5. Contrôler l’arrondi
De nombreuses entreprises n’inscrivent pas les compteurs au centième de jour. Certaines arrondissent au demi-jour, d’autres au jour entier. Cet élément peut changer le résultat final sur un petit volume d’absence.
Exemple détaillé de calcul RTT pendant un arrêt maladie
Prenons un salarié disposant de 12 RTT annuels. Il a connu 22 jours ouvrés d’arrêt maladie. Son entreprise raisonne sur une base de 218 jours et n’assimile pas cette absence à du temps de travail effectif pour les RTT.
- Calcul du ratio d’absence : 22 / 218 = 0,1009
- Application au compteur RTT : 12 × 0,1009 = 1,21
- Arrondi au demi-jour : 1,0 ou 1,5 selon la règle interne
- RTT restants estimés : 12 – 1,21 = 10,79 avant arrondi final
Si la même entreprise assimilait l’absence à 50 %, la perte tomberait à environ 0,60 jour. En assimilation totale, elle serait nulle. Cet exemple montre pourquoi la simple phrase “j’étais en arrêt maladie donc j’ai perdu des RTT” est juridiquement insuffisante. Il faut toujours demander : quelles RTT, selon quel accord, avec quelle formule, et pour quelle catégorie d’absence ?
Erreurs fréquentes à éviter
- Confondre congés payés et RTT : ce sont deux mécanismes différents.
- Utiliser les jours calendaires alors que l’entreprise raisonne en jours ouvrés.
- Oublier l’arrondi : un écart de 0,4 jour peut devenir 0,5 ou 1 jour selon la règle interne.
- Négliger la convention collective : elle peut être plus favorable que la pratique supposée.
- Se fier uniquement au bulletin de paie sans demander l’accord RTT applicable.
- Ignorer les absences assimilées comme certaines situations protégées par les textes ou les accords.
Que vérifier sur vos documents RH ?
Avant de contester ou de valider un décompte, réunissez les éléments suivants :
- votre compteur RTT au début et à la fin de la période ;
- vos bulletins de paie ;
- la notice ou l’accord d’organisation du temps de travail ;
- la convention collective ;
- la liste exacte des jours d’absence retenus par l’employeur ;
- la règle d’arrondi mentionnée dans le système de gestion des temps.
Une fois ces documents réunis, refaites le calcul. Si l’écart persiste, la meilleure approche consiste à adresser une demande écrite, factuelle et courtoise au service RH ou à votre manager, en demandant la formule appliquée et le texte qui la justifie.
Questions fréquentes
Un arrêt maladie fait-il automatiquement perdre des RTT ?
Non. Tout dépend du texte applicable. Dans certaines entreprises, la perte est nulle.
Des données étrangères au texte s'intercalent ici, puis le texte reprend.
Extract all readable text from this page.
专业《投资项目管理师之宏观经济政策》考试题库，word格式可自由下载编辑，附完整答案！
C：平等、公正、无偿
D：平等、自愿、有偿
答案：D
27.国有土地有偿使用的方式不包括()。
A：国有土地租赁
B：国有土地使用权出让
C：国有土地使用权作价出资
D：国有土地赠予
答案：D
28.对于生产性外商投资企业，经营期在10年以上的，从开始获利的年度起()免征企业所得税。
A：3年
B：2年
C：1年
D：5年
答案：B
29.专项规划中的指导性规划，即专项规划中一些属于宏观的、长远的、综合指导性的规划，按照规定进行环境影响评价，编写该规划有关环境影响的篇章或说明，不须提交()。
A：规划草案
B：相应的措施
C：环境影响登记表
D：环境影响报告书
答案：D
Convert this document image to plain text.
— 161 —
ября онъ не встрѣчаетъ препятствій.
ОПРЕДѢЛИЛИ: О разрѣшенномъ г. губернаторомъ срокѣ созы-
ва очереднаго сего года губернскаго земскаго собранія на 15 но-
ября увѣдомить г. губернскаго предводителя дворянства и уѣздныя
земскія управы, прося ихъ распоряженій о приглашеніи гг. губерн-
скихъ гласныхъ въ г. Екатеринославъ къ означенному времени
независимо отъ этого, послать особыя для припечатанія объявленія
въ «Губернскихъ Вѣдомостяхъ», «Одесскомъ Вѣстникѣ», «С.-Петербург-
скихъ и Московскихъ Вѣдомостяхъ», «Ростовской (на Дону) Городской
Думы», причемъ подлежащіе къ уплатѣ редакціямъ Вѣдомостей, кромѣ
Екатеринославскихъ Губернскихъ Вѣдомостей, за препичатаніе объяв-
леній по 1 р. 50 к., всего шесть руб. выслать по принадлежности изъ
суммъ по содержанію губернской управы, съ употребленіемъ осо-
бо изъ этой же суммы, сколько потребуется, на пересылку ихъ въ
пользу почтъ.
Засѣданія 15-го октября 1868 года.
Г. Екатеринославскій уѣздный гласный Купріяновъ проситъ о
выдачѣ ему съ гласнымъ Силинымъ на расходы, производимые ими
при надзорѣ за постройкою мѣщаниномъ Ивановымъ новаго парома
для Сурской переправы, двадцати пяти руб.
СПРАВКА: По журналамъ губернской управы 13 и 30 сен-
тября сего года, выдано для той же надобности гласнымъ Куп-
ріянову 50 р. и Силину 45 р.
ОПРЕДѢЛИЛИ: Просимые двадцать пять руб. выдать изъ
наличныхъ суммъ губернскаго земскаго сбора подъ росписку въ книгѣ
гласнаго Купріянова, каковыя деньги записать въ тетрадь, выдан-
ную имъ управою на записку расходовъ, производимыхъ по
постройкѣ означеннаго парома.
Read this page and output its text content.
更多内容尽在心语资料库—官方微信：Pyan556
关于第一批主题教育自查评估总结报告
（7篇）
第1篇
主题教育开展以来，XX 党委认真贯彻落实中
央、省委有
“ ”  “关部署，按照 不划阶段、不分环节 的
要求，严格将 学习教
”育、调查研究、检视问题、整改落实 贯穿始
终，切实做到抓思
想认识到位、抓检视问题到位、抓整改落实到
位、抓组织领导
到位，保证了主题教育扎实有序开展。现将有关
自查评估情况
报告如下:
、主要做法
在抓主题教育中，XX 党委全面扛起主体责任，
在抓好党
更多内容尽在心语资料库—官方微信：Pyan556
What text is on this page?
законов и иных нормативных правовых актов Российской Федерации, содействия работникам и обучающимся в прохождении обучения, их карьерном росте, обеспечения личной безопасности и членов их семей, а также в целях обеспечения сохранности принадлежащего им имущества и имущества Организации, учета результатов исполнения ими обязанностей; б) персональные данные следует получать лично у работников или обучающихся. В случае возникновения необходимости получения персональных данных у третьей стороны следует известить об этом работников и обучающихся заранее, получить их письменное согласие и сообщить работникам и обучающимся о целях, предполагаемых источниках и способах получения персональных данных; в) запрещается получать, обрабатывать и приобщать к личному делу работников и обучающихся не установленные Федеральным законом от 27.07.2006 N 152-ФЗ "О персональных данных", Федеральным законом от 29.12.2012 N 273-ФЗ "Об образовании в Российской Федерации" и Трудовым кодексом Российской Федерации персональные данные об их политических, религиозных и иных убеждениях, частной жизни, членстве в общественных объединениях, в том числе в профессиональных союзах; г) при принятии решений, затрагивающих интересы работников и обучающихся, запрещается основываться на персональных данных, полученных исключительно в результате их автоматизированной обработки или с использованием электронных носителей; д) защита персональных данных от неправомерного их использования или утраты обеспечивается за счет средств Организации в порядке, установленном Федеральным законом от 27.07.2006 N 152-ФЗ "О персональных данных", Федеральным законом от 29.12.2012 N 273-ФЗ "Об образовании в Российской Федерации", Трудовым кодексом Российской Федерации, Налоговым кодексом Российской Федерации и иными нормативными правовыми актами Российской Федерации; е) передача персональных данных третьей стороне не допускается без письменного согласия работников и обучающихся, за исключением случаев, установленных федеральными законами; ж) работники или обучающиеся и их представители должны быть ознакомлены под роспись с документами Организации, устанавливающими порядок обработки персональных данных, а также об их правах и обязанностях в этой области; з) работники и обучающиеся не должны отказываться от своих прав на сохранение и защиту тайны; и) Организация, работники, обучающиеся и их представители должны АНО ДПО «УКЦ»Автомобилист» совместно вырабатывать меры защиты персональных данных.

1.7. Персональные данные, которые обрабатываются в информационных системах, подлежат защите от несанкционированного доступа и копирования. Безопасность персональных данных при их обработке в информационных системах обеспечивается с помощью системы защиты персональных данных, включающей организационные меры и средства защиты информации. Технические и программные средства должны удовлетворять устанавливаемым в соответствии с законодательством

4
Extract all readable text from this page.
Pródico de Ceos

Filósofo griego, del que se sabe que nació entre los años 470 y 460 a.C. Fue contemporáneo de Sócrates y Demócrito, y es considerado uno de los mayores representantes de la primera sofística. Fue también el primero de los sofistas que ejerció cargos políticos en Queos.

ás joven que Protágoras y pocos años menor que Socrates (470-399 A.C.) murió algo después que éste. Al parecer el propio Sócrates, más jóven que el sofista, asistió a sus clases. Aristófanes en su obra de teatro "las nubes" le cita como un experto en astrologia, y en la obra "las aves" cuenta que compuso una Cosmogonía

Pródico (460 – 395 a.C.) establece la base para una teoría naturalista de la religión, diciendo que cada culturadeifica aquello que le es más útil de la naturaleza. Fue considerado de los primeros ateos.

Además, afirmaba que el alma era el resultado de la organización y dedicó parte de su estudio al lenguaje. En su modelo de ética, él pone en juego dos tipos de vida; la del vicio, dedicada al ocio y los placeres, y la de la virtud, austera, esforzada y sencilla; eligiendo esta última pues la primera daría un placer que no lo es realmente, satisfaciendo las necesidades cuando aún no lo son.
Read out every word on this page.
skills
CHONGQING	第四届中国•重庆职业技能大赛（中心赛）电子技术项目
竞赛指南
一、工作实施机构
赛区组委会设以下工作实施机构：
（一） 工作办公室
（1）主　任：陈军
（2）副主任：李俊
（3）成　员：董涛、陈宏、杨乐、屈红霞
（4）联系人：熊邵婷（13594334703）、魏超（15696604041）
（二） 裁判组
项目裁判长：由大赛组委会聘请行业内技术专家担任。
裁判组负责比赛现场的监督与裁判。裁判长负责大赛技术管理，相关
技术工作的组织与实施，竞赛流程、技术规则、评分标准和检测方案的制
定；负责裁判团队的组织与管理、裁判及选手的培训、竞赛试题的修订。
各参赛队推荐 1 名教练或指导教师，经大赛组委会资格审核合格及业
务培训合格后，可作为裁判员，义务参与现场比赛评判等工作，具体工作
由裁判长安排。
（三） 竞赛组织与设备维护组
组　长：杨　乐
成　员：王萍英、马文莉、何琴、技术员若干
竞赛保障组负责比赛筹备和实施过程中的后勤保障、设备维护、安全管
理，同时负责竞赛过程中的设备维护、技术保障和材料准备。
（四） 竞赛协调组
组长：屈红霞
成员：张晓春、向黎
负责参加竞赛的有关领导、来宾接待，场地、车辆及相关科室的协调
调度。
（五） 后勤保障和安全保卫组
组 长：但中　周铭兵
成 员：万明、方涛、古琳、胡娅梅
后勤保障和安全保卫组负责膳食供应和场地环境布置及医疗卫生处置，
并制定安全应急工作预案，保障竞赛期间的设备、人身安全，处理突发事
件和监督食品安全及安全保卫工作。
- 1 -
Dans d’autres, une proratisation s’applique.
Les RTT peuvent-ils varier selon l’année même sans arrêt ?
Oui. En particulier pour le forfait jours, le nombre théorique de jours de repos peut évoluer avec le calendrier annuel.
Faut-il raisonner en jours ouvrés ou ouvrables ?
Le plus souvent, pour les RTT, on raisonne en jours ouvrés ou en jours travaillés, mais il faut vérifier la méthode exacte de votre entreprise.
Le maintien de salaire change-t-il le calcul des RTT ?
Pas nécessairement. Le maintien de salaire concerne la rémunération. L’acquisition des RTT dépend surtout du mécanisme conventionnel retenu pour l’absence.
Sources publiques et références utiles
- Service-Public.fr : arrêt maladie dans le secteur privé
- Ameli : arrêt de travail pour maladie
- Légifrance : consultation des textes et conventions collectives
Conclusion
L’arrêt maladie et le calcul RTT ne se résument pas à une règle automatique. Le bon raisonnement consiste à identifier la source de vos RTT, la nature exacte de l’absence, l’éventuelle assimilation à du temps de travail effectif, la base annuelle de calcul et la règle d’arrondi. Notre simulateur fournit une estimation claire et rapide pour anticiper l’impact d’un arrêt sur votre compteur. Mais pour un résultat pleinement fiable, surtout en cas d’enjeu salarial ou de désaccord, il faut relire votre accord d’entreprise, votre convention collective et, si besoin, interroger les RH avec une demande argumentée. Plus votre méthode est précise, plus votre calcul sera solide.